Morality, Love, and Chemicals
Or, An Example of How My Theology Continues to Diverge to More Distant and Stranger Paths
I like Jesus. I like how he took a vast religious system, centuries in the making, and boiled it down to a simple dictum: Love God and love one another. I like it because it’s simple, and simple people need simple creeds to live by. We don’t like pillars or points or steps; just give it to us straight. Jesus’ maxim also happens to be the last vestige of Biblical teaching that I haven’t seriously doubted and/or questioned and/or subsequently thrown out. It is the North Pole for my moral compass. However, I’m beginning to wonder how simple it is. For starters, what is love really? Throw aside all the passionately descriptive terminology, and we’re left with merely the good feelings we feel when we think about or interact with the objects of our so-called love. And, as everyone knows, good feelings come from an array of substances released into our neurochemical pathways with names like serotonin, oxytocin, vasopressin, dopamine, and phenylethylamine. So when Jesus tells us to love God and love others, he’s saying our brains should release those chemicals which provide us with feelings of happiness and general goodwill as we ponder God and Man (in hopes, of course, that we then act positively on those feelings). Our goal, consequently, must be to foster the release of such friendly chemicals; to find ways to increase their frequency and potency to show that we are growing in our love. We should therefore enhance our diets with foods containing substances which catalyze these chemical reactions. So, you see, morality becomes a question of whether we’re eating enough chocolate or not. Now that sounds like the beginnings of a good, simple creed: Eat chocolate. Unfortunately it isn’t a universally adaptable principle, as some people just don’t have access to the wonderful world of cocoa products.

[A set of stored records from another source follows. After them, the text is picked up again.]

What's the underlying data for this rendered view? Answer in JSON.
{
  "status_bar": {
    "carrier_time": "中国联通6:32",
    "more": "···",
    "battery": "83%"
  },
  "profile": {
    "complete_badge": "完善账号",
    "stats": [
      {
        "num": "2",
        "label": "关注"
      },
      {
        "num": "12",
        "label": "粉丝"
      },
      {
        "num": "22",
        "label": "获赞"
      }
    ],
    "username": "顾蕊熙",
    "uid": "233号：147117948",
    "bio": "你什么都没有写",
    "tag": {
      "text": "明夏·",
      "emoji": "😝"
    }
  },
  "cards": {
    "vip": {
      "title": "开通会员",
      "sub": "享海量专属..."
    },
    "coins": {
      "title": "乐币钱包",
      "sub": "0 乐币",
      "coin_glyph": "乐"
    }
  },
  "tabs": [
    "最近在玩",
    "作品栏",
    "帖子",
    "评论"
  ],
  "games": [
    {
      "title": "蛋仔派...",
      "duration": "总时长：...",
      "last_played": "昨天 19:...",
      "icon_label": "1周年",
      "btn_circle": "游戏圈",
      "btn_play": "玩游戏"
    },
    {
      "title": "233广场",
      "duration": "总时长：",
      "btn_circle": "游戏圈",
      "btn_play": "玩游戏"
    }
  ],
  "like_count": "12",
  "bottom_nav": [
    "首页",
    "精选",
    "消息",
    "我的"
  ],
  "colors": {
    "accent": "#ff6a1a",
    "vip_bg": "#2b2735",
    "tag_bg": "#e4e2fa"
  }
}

Putting the chocolate aside, I’m actually trying to get at a serious issue here. Sometimes you find out that your last moral sustenance might be nothing more than a tart mix of psychology and physiology. Our deepest feelings of all things good, beautiful and true are duly described, explained, labeled, and filed away into science by behavioral psychologists and evolutionary biologists. That doesn’t make the topic (or our feelings) any less fascinating, but it does affect one’s idea of God. As I pursue this train of thought God eventually becomes the Great Progenitor of Creation who kicked it all off, then let it unfold how it would. That is almost too much to swallow for someone who has grown up in a religious tradition which suggests he can have a deeply personal and engaging relationship with his Creator. Besides, it still doesn’t answer the final question, Why?In the quest to engage my mind in its search for Reality I’m often presented with equally sensible yet conflicting notions of what Is. Trying to reconcile them leaves me in an agitated flux of existential angst. But I would rather be there, would rather be a bit adrift, a bit rootless, than firmly planted in a comfortable delusion. And when all else fails, I can simply come back to what Jesus said: Just love, bro. And have another piece of chocolate.